Les cookies, on connaît. Mais qu’en est-il du browser fingerprinting, cette méthode de traçage invisible et méconnue ?
Lorsque la mort des cookies a été quasiment déclarée, à coups de lois et de régulations, il a bien fallu que les annonceurs trouvent d’autres méthodes pour pouvoir continuer à suivre les activités des utilisateurs à des fins de publicité ciblée. L’une de leurs méthodes, qui existe en réalité depuis des années, est le fingerprinting. Explications.
Les cookies, des outils imparfaits pour le traçage
Ce que l’on appelle « cookies » dans le web sont une petite quantité de données échangées entre un serveur et un client (ordinateur, smartphone, tablette). Par exemple, lorsque vous visitez un site, il peut détecter que c’est votre première visite et décider de créer à cette occasion un cookie, qui contient un identifiant unique, à stocker dans le navigateur. De cette manière, il indique au navigateur de lui renvoyer le cookie nouvellement créé lors de chaque nouvelle requête, ce qui lui permet de déterminer que chaque nouvelle demande de visite d’une page du site provient du même appareil.
Dès 1994, les cookies étaient utilisés sur Internet pour stocker des informations. La première utilisation servait par exemple à vérifier si les visiteurs du site de Netscape avaient déjà vu le site ou non. Et les cookies sont des outils utiles : sans eux, chaque visite d’une nouvelle page d’un site web pourrait être totalement déconnectée de la précédente. Ils permettent d’introduire ce qu’on appelle un état. Même si d’autres méthodes de stockage d’informations existent et sont parfois plus utilisées aujourd’hui, les cookies pouvaient par exemple servir à retenir l’existence d’un panier d’achat ou le fait que le visiteur préfère afficher la version sombre d’un site.
Ainsi, lorsque vous changez de page sur un site ou que vous y revenez plus tard, ces préférences sont retenues et l’état du site n’est pas réinitialisé lors de chaque clic sur un lien interne : vous avez toujours votre panier et le site en mode sombre. Ces cookies sont considérés comme « internes » au site.
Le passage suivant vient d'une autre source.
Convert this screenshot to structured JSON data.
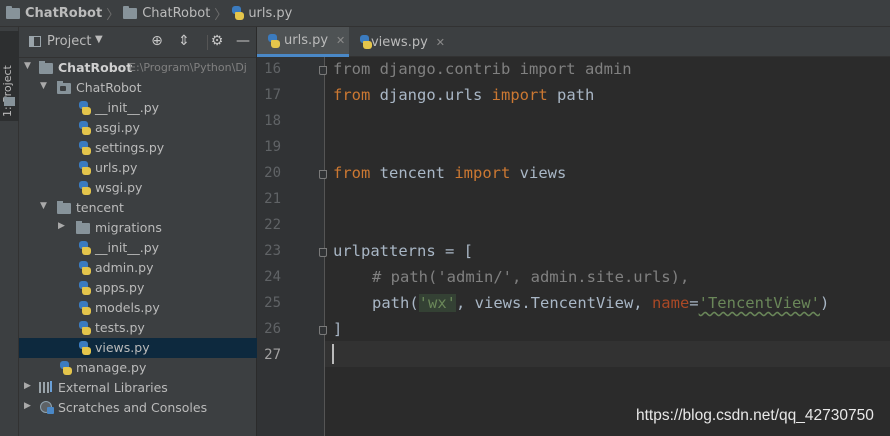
{
  "breadcrumb": {
    "items": [
      "ChatRobot",
      "ChatRobot",
      "urls.py"
    ]
  },
  "left_strip": {
    "label": "1: Project"
  },
  "project_panel": {
    "title": "Project",
    "tree": [
      {
        "label": "ChatRobot",
        "path": "E:\\Program\\Python\\Dj",
        "type": "project"
      },
      {
        "label": "ChatRobot",
        "type": "module"
      },
      {
        "label": "__init__.py",
        "type": "py"
      },
      {
        "label": "asgi.py",
        "type": "py"
      },
      {
        "label": "settings.py",
        "type": "py"
      },
      {
        "label": "urls.py",
        "type": "py"
      },
      {
        "label": "wsgi.py",
        "type": "py"
      },
      {
        "label": "tencent",
        "type": "folder"
      },
      {
        "label": "migrations",
        "type": "folder"
      },
      {
        "label": "__init__.py",
        "type": "py"
      },
      {
        "label": "admin.py",
        "type": "py"
      },
      {
        "label": "apps.py",
        "type": "py"
      },
      {
        "label": "models.py",
        "type": "py"
      },
      {
        "label": "tests.py",
        "type": "py"
      },
      {
        "label": "views.py",
        "type": "py",
        "selected": true
      },
      {
        "label": "manage.py",
        "type": "py"
      },
      {
        "label": "External Libraries",
        "type": "lib"
      },
      {
        "label": "Scratches and Consoles",
        "type": "scratch"
      }
    ]
  },
  "tabs": [
    {
      "label": "urls.py",
      "active": true
    },
    {
      "label": "views.py",
      "active": false
    }
  ],
  "editor": {
    "line_numbers": [
      "16",
      "17",
      "18",
      "19",
      "20",
      "21",
      "22",
      "23",
      "24",
      "25",
      "26",
      "27"
    ],
    "current_line": "27",
    "lines": {
      "l16_kw1": "from",
      "l16_mod": " django.contrib ",
      "l16_kw2": "import",
      "l16_name": " admin",
      "l17_kw1": "from",
      "l17_mod": " django.urls ",
      "l17_kw2": "import",
      "l17_name": " path",
      "l20_kw1": "from",
      "l20_mod": " tencent ",
      "l20_kw2": "import",
      "l20_name": " views",
      "l23": "urlpatterns = [",
      "l24": "# path('admin/', admin.site.urls),",
      "l25_func": "path(",
      "l25_str1": "'wx'",
      "l25_mid": ", views.TencentView, ",
      "l25_kwarg": "name",
      "l25_eq": "=",
      "l25_str2": "'TencentView'",
      "l25_end": ")",
      "l26": "]"
    }
  },
  "watermark": "https://blog.csdn.net/qq_42730750",
  "colors": {
    "background": "#2b2b2b",
    "panel": "#3c3f41",
    "keyword": "#cc7832",
    "string": "#6a8759",
    "comment": "#808080",
    "selection": "#0d293e",
    "tab_accent": "#4a88c7"
  }
}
La mauvaise réputation des cookies provient de leur utilisation par des tierces parties pour suivre la navigation d’un utilisateur sur différents sites. Là aussi, certains sont utiles : la Cnil cite entre autres les cookies utiles pour de l’authentification fédérée, c’est-à-dire le fait d’utiliser un même compte pour se connecter à plusieurs sites (on pense à France Connect). Généralement, ils ne sont pas là pour apporter une nouvelle fonctionnalité à l’utilisateur, mais pour récupérer des informations. Par exemple, il est possible pour un annonceur de placer une image de publicité ou un pixel espion sur plusieurs sites et, à l’aide d’un cookie, de pouvoir ainsi pister les utilisateurs sur ces différents sites.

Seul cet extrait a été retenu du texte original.